There are over a billion Chinese and we Americans tend to sometimes look at China as a series of numbers and statistics. “There are too many people there,” we say. Or we might say: “China’s one child policy is the only way forward.” I suppose in one sense, we cannot help but look at China from a distance and with some level of detachment. Li’s book, however, shows an insignificant peasant family, the Li family, a family of no consequence in the eyes of their own government or in our eyes, and turns them into real living human beings, with hopes, dreams, aspirations, times of anguish, and with perceptions of the world and of the people in it. Li shatters our from-a-distance perspective and reminds us that but for an accident of birth, we could have been born in a village just like his, suffering poverty just like he did. The contrast between the average American of the 60’s and 70’s, and the average Chinese is so pronounced as to be almost beyond belief.
Mao’s Last Dancer is about a well know ballet star. But it is much more than that.

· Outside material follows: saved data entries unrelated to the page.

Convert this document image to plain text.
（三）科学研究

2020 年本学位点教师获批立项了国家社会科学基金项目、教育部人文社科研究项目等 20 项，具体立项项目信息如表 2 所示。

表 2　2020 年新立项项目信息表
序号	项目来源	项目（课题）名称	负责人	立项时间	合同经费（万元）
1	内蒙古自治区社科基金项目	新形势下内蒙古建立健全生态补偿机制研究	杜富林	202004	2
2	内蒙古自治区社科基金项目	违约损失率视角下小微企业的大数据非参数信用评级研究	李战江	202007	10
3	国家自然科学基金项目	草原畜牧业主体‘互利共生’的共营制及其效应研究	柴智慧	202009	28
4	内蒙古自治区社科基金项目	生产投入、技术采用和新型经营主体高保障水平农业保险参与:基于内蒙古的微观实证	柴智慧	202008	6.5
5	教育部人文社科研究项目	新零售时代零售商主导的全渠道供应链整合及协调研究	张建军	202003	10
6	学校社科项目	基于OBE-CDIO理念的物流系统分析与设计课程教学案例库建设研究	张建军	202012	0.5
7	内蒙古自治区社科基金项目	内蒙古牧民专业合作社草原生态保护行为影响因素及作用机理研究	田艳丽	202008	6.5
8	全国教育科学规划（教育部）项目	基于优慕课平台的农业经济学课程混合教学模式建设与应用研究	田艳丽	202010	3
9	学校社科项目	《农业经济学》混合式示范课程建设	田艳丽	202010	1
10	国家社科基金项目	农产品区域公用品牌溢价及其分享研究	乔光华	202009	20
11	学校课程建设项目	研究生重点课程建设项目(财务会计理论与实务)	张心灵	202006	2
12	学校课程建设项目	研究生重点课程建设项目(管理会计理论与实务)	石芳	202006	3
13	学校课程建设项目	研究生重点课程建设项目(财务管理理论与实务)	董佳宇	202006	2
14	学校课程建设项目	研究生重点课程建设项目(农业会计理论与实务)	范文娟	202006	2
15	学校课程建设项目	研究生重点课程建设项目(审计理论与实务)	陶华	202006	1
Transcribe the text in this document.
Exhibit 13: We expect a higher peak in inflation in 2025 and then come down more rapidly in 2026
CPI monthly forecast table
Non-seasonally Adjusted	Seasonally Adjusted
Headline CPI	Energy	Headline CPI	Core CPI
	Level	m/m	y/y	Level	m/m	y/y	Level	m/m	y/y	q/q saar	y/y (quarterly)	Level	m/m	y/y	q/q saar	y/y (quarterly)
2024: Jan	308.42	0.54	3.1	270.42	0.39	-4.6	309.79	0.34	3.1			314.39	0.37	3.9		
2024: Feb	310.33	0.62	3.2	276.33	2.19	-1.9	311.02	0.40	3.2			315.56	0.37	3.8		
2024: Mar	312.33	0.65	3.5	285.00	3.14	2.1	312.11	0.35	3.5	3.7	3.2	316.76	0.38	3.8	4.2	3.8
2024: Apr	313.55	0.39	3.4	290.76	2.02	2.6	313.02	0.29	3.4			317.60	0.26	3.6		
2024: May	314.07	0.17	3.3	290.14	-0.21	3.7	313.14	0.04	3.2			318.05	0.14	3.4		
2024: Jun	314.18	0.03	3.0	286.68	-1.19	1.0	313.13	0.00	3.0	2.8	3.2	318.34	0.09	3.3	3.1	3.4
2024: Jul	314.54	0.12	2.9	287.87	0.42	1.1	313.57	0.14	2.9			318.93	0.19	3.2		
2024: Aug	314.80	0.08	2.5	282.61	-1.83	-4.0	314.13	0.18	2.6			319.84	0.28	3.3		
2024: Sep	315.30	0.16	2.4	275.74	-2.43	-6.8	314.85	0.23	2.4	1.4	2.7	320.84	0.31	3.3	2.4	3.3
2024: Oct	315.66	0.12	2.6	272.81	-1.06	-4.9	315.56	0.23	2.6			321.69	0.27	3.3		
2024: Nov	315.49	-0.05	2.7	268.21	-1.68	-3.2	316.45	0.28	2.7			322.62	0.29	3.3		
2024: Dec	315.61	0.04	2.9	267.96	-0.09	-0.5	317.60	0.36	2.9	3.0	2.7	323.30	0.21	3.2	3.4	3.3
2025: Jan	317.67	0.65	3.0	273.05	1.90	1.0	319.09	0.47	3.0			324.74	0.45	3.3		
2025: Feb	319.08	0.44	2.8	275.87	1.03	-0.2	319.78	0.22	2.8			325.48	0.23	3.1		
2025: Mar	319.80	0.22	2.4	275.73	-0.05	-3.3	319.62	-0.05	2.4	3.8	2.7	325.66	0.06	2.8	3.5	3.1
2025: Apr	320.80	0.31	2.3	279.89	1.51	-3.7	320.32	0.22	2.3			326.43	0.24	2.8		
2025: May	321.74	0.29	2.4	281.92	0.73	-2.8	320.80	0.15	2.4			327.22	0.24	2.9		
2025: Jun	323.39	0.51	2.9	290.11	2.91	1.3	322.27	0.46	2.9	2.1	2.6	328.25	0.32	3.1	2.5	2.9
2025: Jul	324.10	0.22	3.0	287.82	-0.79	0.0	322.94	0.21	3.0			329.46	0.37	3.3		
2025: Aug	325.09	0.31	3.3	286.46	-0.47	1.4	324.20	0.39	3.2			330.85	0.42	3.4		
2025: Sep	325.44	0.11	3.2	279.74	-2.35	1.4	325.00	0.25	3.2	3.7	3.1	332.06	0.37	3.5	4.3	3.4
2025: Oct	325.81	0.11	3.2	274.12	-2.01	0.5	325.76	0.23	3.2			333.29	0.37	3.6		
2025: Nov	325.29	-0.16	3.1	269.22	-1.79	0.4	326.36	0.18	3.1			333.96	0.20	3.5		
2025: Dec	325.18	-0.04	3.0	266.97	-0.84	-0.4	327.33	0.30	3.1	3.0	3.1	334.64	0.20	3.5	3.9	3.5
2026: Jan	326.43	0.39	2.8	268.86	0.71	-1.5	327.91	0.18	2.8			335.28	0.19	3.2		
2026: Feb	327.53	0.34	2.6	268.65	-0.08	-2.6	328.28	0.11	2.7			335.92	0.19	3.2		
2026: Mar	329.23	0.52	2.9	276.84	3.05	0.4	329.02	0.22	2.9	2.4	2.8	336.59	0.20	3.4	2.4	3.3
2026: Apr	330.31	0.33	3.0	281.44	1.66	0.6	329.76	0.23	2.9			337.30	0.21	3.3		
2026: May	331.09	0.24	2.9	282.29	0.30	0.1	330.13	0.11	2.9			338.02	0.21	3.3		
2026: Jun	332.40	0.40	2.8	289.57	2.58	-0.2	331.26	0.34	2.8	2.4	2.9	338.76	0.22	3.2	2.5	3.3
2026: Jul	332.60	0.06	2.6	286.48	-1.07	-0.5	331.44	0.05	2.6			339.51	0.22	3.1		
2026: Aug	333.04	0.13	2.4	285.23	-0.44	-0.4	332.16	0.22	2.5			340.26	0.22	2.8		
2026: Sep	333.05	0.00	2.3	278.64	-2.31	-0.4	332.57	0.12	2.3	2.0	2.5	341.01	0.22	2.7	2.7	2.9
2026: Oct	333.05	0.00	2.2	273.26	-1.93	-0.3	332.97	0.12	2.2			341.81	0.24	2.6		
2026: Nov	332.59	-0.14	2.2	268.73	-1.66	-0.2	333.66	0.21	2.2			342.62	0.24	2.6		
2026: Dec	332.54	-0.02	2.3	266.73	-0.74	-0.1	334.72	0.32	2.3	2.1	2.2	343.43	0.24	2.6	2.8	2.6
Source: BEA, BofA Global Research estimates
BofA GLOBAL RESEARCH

This book shows the dance of life which exists between two different worlds and how neither world can live without the other. The United States and countries like it can offer material prosperity and a framework to achieve a decent life. The world of Li’s village teaches us the importance of family togetherness and the importance of helping and relying upon one another through hardships which we can barely even imagine. These spiritual values are just as essential to a good life as material comfort.
Mao’s Last Dancer is one of the most fascinating and insightful books I have read in a long time and it receives my highest recommendation.